Foto// Armi Nuryadi direktur Walhi NTB, didampingi Fery Widodo dari Eksekutif Nasional Walhi saat diwawancarai media |
LOMBOK UTARA, PenaNTB.com – Wahana Lingkungan Hidup (Walhi) Nusa Tenggara Barat (NTB), bersama perwakilan warga dan organisasi lokal Meno Lestari, mendatangi Kantor DPRD Lombok Utara pada Senin (11/11/2024) untuk menggelar audiensi.
Kedatangan mereka bertujuan mengkritisi krisis air yang semakin parah di Dusun Gili Meno dan mengungkap dugaan kerusakan lingkungan di Dusun Gili Trawangan akibat kerja sama pemerintah daerah dengan PT Tiara Cipta Nirwana (TCN) dalam skema Kerja Sama Pemerintah dan Badan Usaha (KPBU).
Amri Nuryadi, Direktur Walhi NTB, menyampaikan kekhawatirannya bahwa ada konspirasi di balik perjanjian KPBU tersebut, yang mengakibatkan lambannya penanganan masalah lingkungan di Gili Trawangan.
Amri menilai Pemda Lombok Utara tidak mengambil tindakan nyata untuk mengatasi dampak kerusakan lingkungan yang timbul, dan hal ini diduga berkaitan dengan hubungan kerja sama yang kurang transparan dengan PT TCN.
“Kami menduga ada hal lain di balik perjanjian ini yang membuat pemda enggan bertindak konkret. Persoalan ini harus segera ditinjau ulang karena kami menemukan banyak hal yang tidak sesuai aturan,” ujar Amri.
Menurut Amri, salah satu kejanggalan terletak pada perjanjian pengadaan air yang dilakukan di wilayah konservasi dengan sistem Sea Water Reverse Osmosis (SWRO) yang seharusnya ramah lingkungan. Namun, hingga saat ini, sistem tersebut malah menimbulkan dampak yang tidak sesuai dengan standar lingkungan yang ideal.
Walhi menegaskan bahwa KPBU ini perlu direview oleh Pemda Lombok Utara, dengan meminta pertanggungjawaban PT TCN atas kerusakan yang terjadi.

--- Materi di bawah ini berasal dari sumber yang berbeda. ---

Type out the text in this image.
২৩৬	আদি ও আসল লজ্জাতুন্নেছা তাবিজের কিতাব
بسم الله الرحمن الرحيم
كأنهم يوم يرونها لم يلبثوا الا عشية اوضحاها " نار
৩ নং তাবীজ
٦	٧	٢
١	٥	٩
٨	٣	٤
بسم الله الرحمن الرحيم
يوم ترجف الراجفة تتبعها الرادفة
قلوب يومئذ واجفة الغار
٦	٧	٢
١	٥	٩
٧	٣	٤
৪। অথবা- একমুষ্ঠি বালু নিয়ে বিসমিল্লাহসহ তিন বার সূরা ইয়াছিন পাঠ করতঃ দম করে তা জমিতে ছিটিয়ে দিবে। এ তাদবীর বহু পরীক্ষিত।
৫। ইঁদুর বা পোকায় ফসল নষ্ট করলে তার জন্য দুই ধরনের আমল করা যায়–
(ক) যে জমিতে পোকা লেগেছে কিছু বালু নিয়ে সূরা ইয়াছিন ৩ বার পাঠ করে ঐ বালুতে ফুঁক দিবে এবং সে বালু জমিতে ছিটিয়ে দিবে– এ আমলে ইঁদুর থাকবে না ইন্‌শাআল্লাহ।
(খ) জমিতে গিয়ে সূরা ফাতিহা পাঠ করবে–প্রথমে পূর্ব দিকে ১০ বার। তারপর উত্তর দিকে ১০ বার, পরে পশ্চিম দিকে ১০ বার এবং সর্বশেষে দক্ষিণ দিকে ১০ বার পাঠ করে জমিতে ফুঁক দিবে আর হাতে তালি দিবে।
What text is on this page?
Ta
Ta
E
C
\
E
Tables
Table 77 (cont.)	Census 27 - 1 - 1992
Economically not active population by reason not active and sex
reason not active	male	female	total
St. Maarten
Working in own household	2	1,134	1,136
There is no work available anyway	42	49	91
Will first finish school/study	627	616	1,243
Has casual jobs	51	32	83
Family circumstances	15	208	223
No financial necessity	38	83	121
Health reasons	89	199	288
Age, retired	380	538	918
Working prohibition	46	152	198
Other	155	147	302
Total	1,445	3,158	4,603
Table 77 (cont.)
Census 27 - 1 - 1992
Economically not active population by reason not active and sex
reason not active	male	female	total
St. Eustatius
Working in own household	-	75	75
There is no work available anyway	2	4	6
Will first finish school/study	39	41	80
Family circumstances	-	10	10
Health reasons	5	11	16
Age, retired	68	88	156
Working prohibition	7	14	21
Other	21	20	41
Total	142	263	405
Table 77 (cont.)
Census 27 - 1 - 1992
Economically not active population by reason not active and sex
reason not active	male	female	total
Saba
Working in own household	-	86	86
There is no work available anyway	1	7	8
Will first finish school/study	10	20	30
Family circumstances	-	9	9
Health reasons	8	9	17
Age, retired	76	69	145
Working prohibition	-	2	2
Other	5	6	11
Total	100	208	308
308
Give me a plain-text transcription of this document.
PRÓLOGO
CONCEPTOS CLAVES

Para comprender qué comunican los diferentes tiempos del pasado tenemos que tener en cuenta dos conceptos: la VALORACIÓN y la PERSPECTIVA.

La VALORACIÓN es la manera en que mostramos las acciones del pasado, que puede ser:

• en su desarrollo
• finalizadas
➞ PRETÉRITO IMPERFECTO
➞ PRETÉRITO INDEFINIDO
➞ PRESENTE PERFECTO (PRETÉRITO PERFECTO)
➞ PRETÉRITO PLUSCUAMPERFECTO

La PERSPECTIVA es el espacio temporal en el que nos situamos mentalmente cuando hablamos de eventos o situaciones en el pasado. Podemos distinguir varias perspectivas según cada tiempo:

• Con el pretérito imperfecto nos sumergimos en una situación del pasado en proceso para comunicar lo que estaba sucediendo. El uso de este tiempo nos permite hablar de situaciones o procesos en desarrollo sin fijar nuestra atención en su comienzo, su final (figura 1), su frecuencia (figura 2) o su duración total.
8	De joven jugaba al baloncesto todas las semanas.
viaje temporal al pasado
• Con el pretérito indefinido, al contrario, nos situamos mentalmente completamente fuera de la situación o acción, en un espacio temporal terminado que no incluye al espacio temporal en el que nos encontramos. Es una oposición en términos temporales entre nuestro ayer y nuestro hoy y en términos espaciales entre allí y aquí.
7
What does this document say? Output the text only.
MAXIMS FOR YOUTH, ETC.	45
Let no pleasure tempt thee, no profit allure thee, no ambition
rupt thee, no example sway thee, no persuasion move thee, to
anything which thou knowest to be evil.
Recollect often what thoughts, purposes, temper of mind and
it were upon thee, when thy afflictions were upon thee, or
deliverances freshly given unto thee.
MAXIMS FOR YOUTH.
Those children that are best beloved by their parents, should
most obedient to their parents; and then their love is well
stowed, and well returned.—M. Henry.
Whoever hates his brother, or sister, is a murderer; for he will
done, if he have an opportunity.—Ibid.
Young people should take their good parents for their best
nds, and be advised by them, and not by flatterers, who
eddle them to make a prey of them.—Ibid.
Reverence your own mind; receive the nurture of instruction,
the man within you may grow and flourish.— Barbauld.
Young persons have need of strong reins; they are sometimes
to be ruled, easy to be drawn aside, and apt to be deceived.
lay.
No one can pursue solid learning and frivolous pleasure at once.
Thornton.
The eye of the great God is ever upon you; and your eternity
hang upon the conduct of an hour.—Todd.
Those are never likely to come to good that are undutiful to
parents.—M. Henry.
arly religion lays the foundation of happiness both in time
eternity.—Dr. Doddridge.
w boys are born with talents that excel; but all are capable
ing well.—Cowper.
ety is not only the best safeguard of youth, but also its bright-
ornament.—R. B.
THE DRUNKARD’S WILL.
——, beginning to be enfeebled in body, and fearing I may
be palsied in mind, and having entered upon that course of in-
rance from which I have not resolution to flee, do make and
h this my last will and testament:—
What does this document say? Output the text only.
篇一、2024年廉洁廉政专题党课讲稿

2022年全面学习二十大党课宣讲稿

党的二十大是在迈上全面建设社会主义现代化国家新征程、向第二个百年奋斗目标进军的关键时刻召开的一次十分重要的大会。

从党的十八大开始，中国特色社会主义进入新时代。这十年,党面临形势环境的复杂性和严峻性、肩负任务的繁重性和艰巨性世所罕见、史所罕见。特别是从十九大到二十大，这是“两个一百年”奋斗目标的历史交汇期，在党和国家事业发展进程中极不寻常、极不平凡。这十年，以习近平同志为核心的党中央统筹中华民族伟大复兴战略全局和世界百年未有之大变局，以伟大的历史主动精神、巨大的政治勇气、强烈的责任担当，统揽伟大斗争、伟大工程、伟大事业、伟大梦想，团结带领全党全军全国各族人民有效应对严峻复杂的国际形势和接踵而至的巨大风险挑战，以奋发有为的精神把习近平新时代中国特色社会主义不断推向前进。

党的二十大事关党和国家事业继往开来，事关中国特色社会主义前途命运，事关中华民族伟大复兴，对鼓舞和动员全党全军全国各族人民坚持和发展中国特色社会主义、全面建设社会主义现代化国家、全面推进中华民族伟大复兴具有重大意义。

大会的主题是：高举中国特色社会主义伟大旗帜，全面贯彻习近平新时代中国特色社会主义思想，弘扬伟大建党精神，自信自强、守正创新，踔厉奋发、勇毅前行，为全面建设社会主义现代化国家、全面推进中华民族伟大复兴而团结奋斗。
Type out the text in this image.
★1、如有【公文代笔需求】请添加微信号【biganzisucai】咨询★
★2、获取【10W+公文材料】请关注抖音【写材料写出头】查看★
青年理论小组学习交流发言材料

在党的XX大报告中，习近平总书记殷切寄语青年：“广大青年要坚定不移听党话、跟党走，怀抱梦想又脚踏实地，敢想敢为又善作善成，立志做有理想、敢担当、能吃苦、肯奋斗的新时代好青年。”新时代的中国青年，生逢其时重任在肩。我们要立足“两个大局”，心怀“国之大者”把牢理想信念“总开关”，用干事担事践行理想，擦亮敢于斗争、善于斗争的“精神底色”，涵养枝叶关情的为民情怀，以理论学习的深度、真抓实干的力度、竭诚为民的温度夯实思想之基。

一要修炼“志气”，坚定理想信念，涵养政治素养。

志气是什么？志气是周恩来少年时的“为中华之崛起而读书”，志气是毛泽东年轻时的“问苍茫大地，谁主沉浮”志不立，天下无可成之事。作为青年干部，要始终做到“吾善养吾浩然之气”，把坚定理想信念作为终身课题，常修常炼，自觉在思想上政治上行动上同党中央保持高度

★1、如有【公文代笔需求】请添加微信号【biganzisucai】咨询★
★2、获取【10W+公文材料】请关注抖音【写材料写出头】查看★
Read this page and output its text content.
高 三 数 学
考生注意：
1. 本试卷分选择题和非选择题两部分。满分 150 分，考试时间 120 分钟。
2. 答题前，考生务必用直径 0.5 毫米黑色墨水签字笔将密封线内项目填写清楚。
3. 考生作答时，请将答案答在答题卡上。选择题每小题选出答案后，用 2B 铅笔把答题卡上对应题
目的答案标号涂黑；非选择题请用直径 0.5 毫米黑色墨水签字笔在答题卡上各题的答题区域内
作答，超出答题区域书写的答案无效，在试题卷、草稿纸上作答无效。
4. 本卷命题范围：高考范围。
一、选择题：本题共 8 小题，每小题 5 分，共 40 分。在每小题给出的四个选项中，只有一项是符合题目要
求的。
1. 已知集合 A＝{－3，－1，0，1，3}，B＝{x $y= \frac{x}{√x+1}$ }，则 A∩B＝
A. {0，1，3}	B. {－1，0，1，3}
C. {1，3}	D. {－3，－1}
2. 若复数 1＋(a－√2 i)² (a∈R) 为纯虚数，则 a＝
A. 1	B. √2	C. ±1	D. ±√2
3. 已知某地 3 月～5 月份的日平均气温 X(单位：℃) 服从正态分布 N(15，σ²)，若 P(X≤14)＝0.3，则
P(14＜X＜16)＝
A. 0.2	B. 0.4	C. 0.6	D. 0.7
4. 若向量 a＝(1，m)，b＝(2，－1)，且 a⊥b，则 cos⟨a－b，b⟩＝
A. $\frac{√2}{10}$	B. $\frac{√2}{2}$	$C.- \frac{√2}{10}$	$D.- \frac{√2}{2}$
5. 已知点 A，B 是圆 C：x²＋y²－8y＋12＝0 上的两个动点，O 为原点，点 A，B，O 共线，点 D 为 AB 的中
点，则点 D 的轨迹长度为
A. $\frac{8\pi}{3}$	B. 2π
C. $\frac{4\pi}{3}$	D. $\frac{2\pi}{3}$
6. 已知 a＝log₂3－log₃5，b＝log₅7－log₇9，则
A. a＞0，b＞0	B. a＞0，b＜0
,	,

“Ada celah bagi Pemda untuk memutus kontrak, tetapi tidak ada tindakan. Ini yang membuat warga terdampak semakin tidak sabar,” tambah Amri.
Fery Widodo dari Eksekutif Nasional Walhi menyebutkan bahwa pembentukan KPBU tersebut cacat hukum karena tidak mematuhi Undang-Undang No. 32 tentang Pengelolaan Lingkungan Hidup, serta beberapa Peraturan Pemerintah (PP) lama yang sudah diganti, seperti PP Nomor 121 yang kini telah disempurnakan oleh PP Nomor 30 Tahun 2024 tentang Pengelolaan Sumber Daya Air.
“Pemerintah daerah memiliki biro hukum yang seharusnya memastikan bahwa peraturan tersebut sesuai. Jika tidak segera dikaji, akibatnya bisa sangat fatal,” tegas Fery.
Dalam waktu dekat, Walhi dan perwakilan warga berharap agar pertemuan berikutnya pada Kamis (14/11) bersama DPRD dan Pemda KLU dapat menjadi forum untuk membahas semua kejanggalan dalam perjanjian KPBU ini secara tuntas.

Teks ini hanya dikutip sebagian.